Customer Journey mapping

“Customer journey mapping is literally mapping out the best path for your customers. The more seamless an experience you can create, the better the customer experience will be.”

(Forbes, Nov 2018)

What it is

A customer journey map is a visual representation of every experience your customers have with you. The mapping process involves documenting pictorially every touchpoint and interaction – from the first moment a customer hears about your organisation, to their last point of contact with you. At each stage, it’s about challenging yourself to do things better: How can we make things easier, more intuitive and more personalised for the customer?

Why it’s important

The more trouble a customer has getting to their destination, the more likely they are to become someone else’s customer. Mapping the customer journey involves putting yourself in the customer’s shoes at every single touchpoint. Doing it through their eyes (and not yours) is key to building empathy, and ultimately improving customer experience. It will make you consider the obstacles customers might face and how you can create a more efficient and intuitive pathway for them. 

How we can help

We can work with you to plot the end-to-end customer journey – highlighting emotional hotspots for both employee and customer. To do this, we’ll tap into Voice of the Customer data, interview cross-functional working groups and absorb any other sources of customer knowledge. 

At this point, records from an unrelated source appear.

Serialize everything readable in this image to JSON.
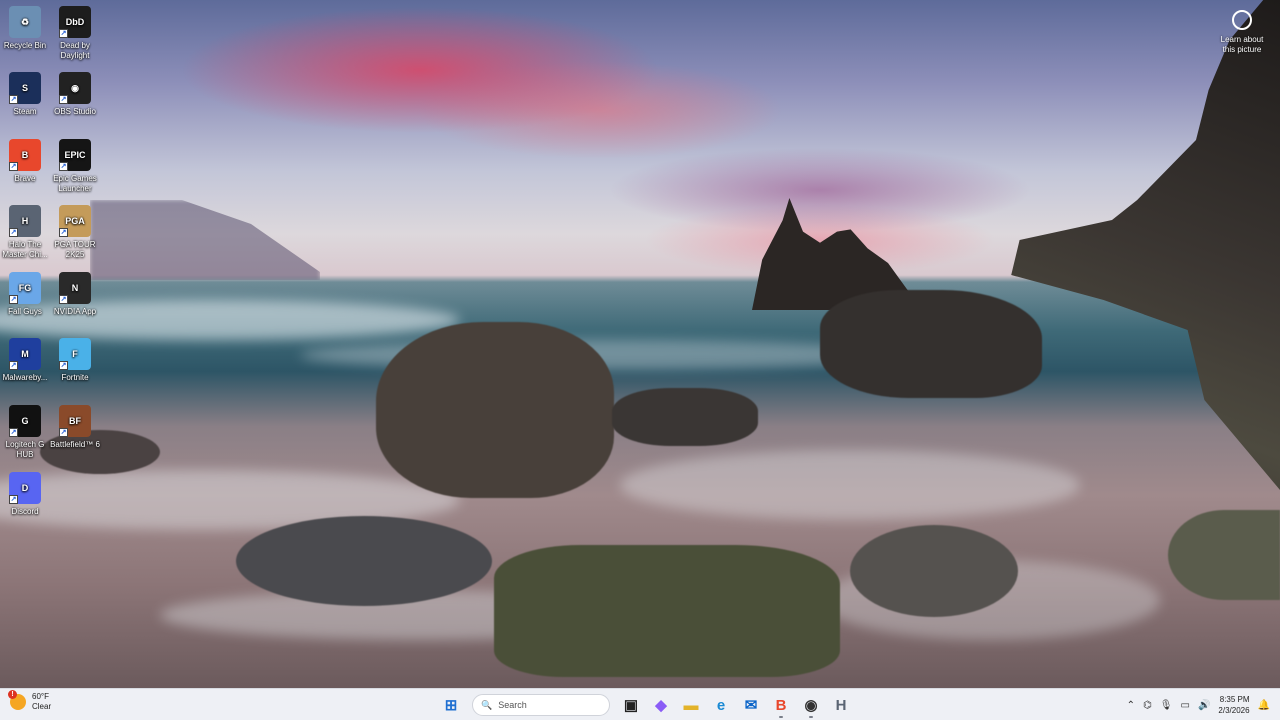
{
  "desktop": {
    "learn_about_picture": "Learn about this picture",
    "icons": [
      {
        "name": "recycle-bin",
        "label": "Recycle Bin",
        "glyph": "♻",
        "color": "#6b8fb3"
      },
      {
        "name": "dead-by-daylight",
        "label": "Dead by Daylight",
        "glyph": "DbD",
        "color": "#1d1d1d"
      },
      {
        "name": "steam",
        "label": "Steam",
        "glyph": "S",
        "color": "#1b2f5a"
      },
      {
        "name": "obs-studio",
        "label": "OBS Studio",
        "glyph": "◉",
        "color": "#222"
      },
      {
        "name": "brave",
        "label": "Brave",
        "glyph": "B",
        "color": "#e8472c"
      },
      {
        "name": "epic-games",
        "label": "Epic Games Launcher",
        "glyph": "EPIC",
        "color": "#151515"
      },
      {
        "name": "halo",
        "label": "Halo The Master Chi...",
        "glyph": "H",
        "color": "#5a6473"
      },
      {
        "name": "pga-tour",
        "label": "PGA TOUR 2K25",
        "glyph": "PGA",
        "color": "#c49b5a"
      },
      {
        "name": "fall-guys",
        "label": "Fall Guys",
        "glyph": "FG",
        "color": "#6aa7e8"
      },
      {
        "name": "nvidia-app",
        "label": "NVIDIA App",
        "glyph": "N",
        "color": "#2a2a2a"
      },
      {
        "name": "malwarebytes",
        "label": "Malwareby...",
        "glyph": "M",
        "color": "#1f3f9e"
      },
      {
        "name": "fortnite",
        "label": "Fortnite",
        "glyph": "F",
        "color": "#4ab1e8"
      },
      {
        "name": "logitech-g-hub",
        "label": "Logitech G HUB",
        "glyph": "G",
        "color": "#111"
      },
      {
        "name": "battlefield-6",
        "label": "Battlefield™ 6",
        "glyph": "BF",
        "color": "#8a4a2a"
      },
      {
        "name": "discord",
        "label": "Discord",
        "glyph": "D",
        "color": "#5865f2"
      }
    ]
  },
  "taskbar": {
    "weather": {
      "temp": "60°F",
      "condition": "Clear",
      "alert": "!"
    },
    "search_placeholder": "Search",
    "apps": [
      {
        "name": "start",
        "glyph": "⊞",
        "color": "#1f6fd1"
      },
      {
        "name": "task-view",
        "glyph": "▣",
        "color": "#222"
      },
      {
        "name": "copilot",
        "glyph": "◆",
        "color": "#8a5cf6"
      },
      {
        "name": "file-explorer",
        "glyph": "▬",
        "color": "#e3b32a"
      },
      {
        "name": "edge",
        "glyph": "e",
        "color": "#1a8ad4"
      },
      {
        "name": "outlook",
        "glyph": "✉",
        "color": "#0a64c8"
      },
      {
        "name": "brave",
        "glyph": "B",
        "color": "#e8472c"
      },
      {
        "name": "obs",
        "glyph": "◉",
        "color": "#333"
      },
      {
        "name": "halo",
        "glyph": "H",
        "color": "#5a6473"
      }
    ],
    "clock": {
      "time": "8:35 PM",
      "date": "2/3/2026"
    }
  }
}
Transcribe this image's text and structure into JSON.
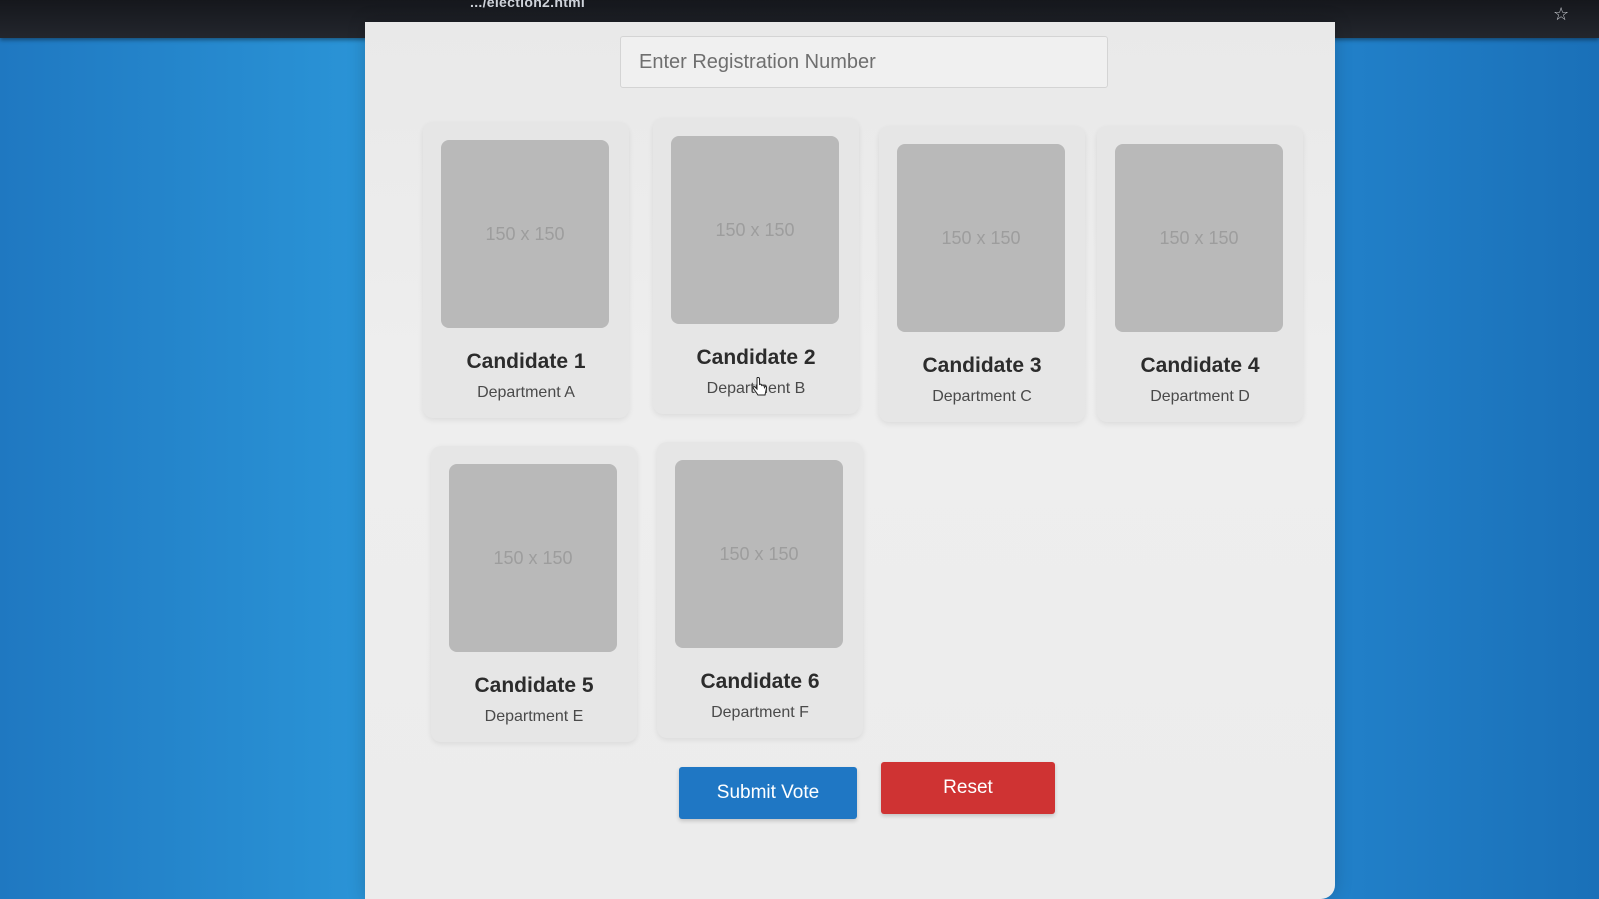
{
  "browser": {
    "url_fragment": ".../election2.html",
    "star_icon": "star-icon"
  },
  "form": {
    "registration_placeholder": "Enter Registration Number"
  },
  "candidates": [
    {
      "name": "Candidate 1",
      "department": "Department A",
      "photo_placeholder": "150 x 150"
    },
    {
      "name": "Candidate 2",
      "department": "Department B",
      "photo_placeholder": "150 x 150"
    },
    {
      "name": "Candidate 3",
      "department": "Department C",
      "photo_placeholder": "150 x 150"
    },
    {
      "name": "Candidate 4",
      "department": "Department D",
      "photo_placeholder": "150 x 150"
    },
    {
      "name": "Candidate 5",
      "department": "Department E",
      "photo_placeholder": "150 x 150"
    },
    {
      "name": "Candidate 6",
      "department": "Department F",
      "photo_placeholder": "150 x 150"
    }
  ],
  "actions": {
    "submit_label": "Submit Vote",
    "reset_label": "Reset"
  },
  "colors": {
    "submit": "#1f77c4",
    "reset": "#cf3333",
    "background": "#2a8ed2"
  }
}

Once the work is done, you’ll have a visual representation of customer processes, needs and touchpoints. At each touchpoint we’ll identify if customers’ needs are being met and how you can improve things for the customer (and, in many cases for the employee). 

We’ll use your customer journey map to help us to shape your customer experience strategy and to build bespoke training programmes for your employees.

Top tip

To ensure that your journey map gets “buy-in” from your organisation, involve other internal stakeholders throughout the process of building the map. A co-created journey map is more likely to win support across the organisation – and those actions arising from the mapping process are more likely to get done!